How can designers address the COVID-19 pandemic?

Professor Patrick Whitney
Patrick Whitney

Patrick Whitney
Professor in Residence Department of Health Policy and Management
Pioneer in Human-Centered Design

Public health and design both want to make life better for people, but they take different approaches. Public health is based on science and on knowledge building. Design is based on making things, on problem-solving, and on building prototypes for the future. When designers work on projects, they gain experience, but the knowledge they gain is implicit and informal. This gives designers a lot of freedom, because they’re not restricted by the canon of any specific field.

As we have been reminded with COVID-19, one problem with pandemics is that people forget about them until a new one flares up. Recently, we started a project tentatively called Remember Now, which will use evidence and behaviors that we’re observing now to create innovations that will last beyond the current pandemic. Ten leading design professors around the world will conduct 1,500 ethnographic studies of people living under quarantine. How are these individuals living in close quarters with their families? How are they finding food and preparing it safely? How are they getting medicine? How are they working? How are they playing? How are they learning?

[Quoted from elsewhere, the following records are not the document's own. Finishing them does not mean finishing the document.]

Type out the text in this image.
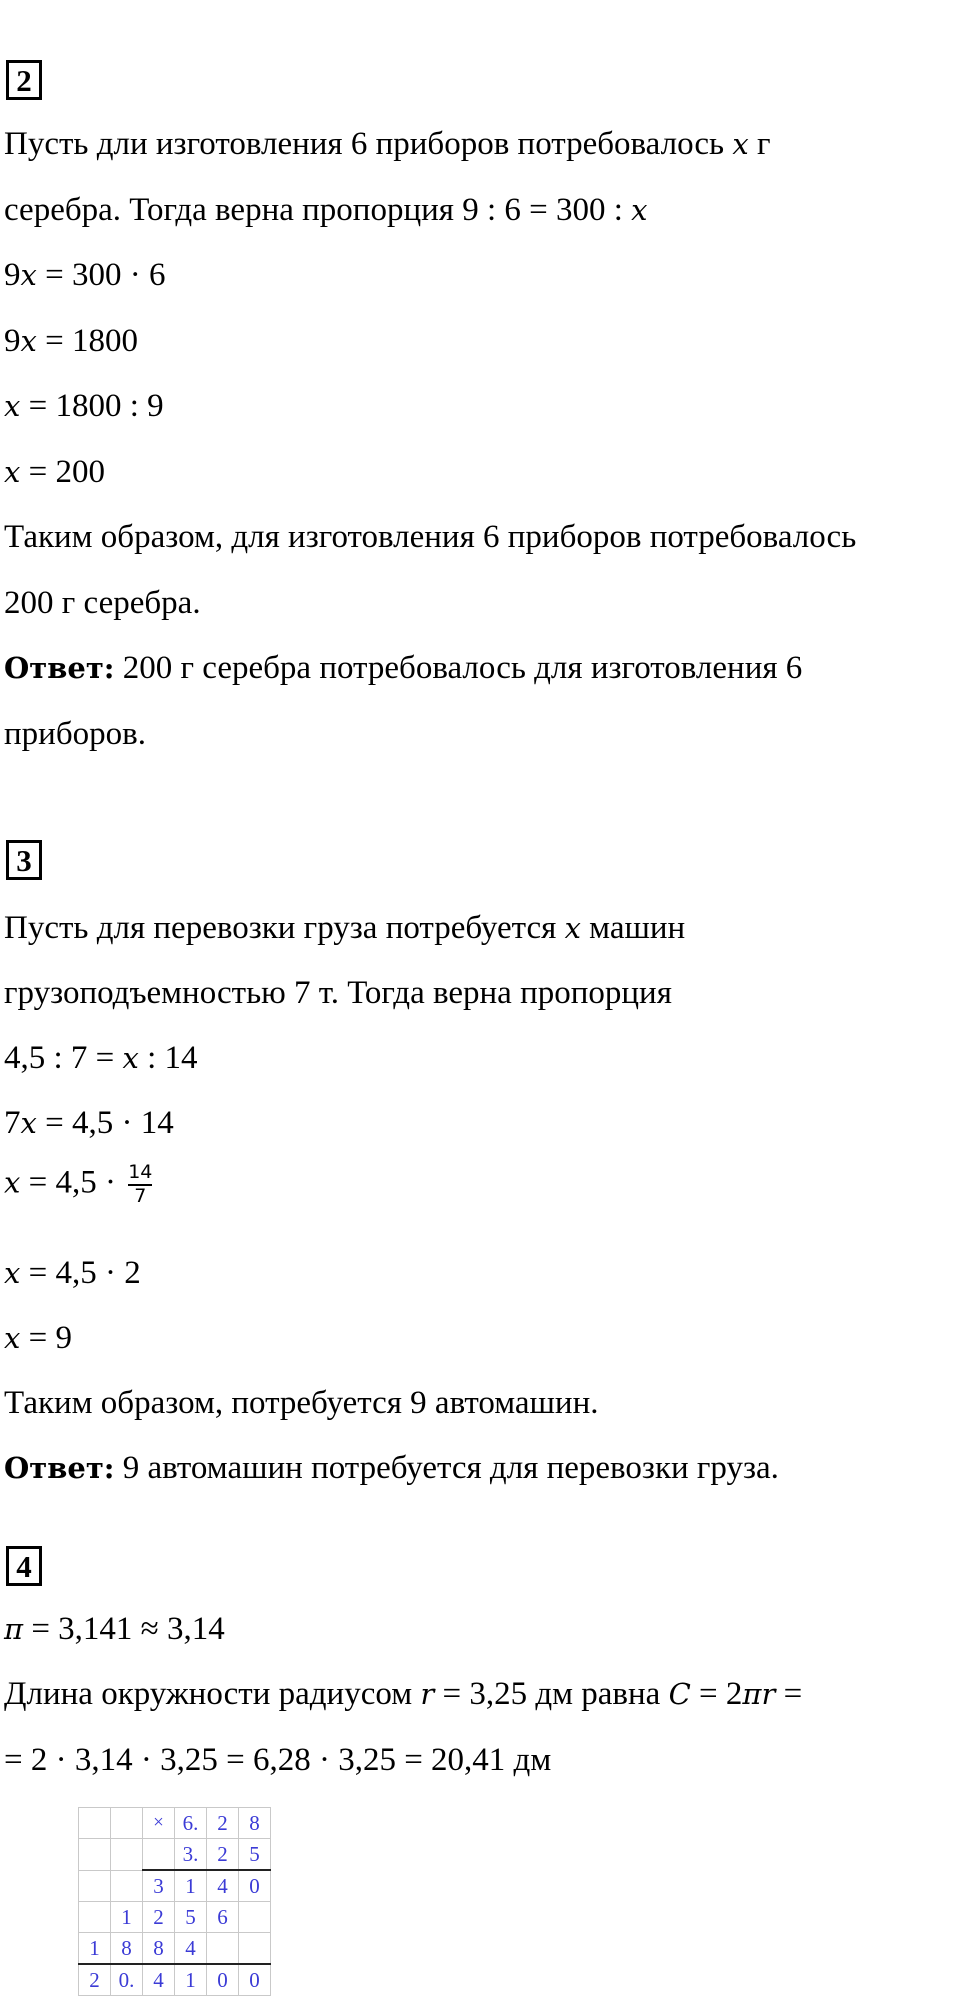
2
Пусть дли изготовления 6 приборов потребовалось x г
серебра. Тогда верна пропорция 9 : 6 = 300 : x
9x = 300 · 6
9x = 1800
x = 1800 : 9
x = 200
Таким образом, для изготовления 6 приборов потребовалось
200 г серебра.
Ответ: 200 г серебра потребовалось для изготовления 6
приборов.
3
Пусть для перевозки груза потребуется x машин
грузоподъемностью 7 т. Тогда верна пропорция
4,5 : 7 = x : 14
7x = 4,5 · 14
$x = 4,5 \cdot \frac{14}{7}$
x = 4,5 · 2
x = 9
Таким образом, потребуется 9 автомашин.
Ответ: 9 автомашин потребуется для перевозки груза.
4
π = 3,141 ≈ 3,14
Длина окружности радиусом r = 3,25 дм равна C = 2πr =
= 2 · 3,14 · 3,25 = 6,28 · 3,25 = 20,41 дм
		×	6.	2	8
			3.	2	5
		3	1	4	0
	1	2	5	6	
1	8	8	4		
2	0.	4	1	0	0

By analyzing this information, we will find patterns in their behaviors. We will then hold web hackathons to develop ideas based on these patterns. These ideas could lead to products, environments, messages, and services that could help prevent the next pandemic, keep people safer when there is a pandemic, and keep pandemics on the minds of policymakers so that research continues to get funded.

Design principles apply to many areas related to pandemics. What if we had a faucet on our sinks that automatically ran water for 20 seconds or that had a tiny screen with an icon that spun for 20 seconds—so that if you didn’t wash your hands long enough, a signal would alert you? What if hand sanitizers came in a color and only turned clear once all the germs on your hands were killed? What if we could build wet markets in China—the live animal markets that are the source of many contagions—where animals and people were less crowded and animal pathogens were less likely to jump into humans?

Scientific professionals tend to have focused points of view, and the focus is built on known facts and on what can be measured. Designers observe things and make conjectures, whether or not what they are observing can be measured. In the beginning of projects, we have an open-discovery goal— not to arrive at answers but to expand the questions we’re asking. In fast-changing situations such as the novel coronavirus pandemic, this approach can be useful.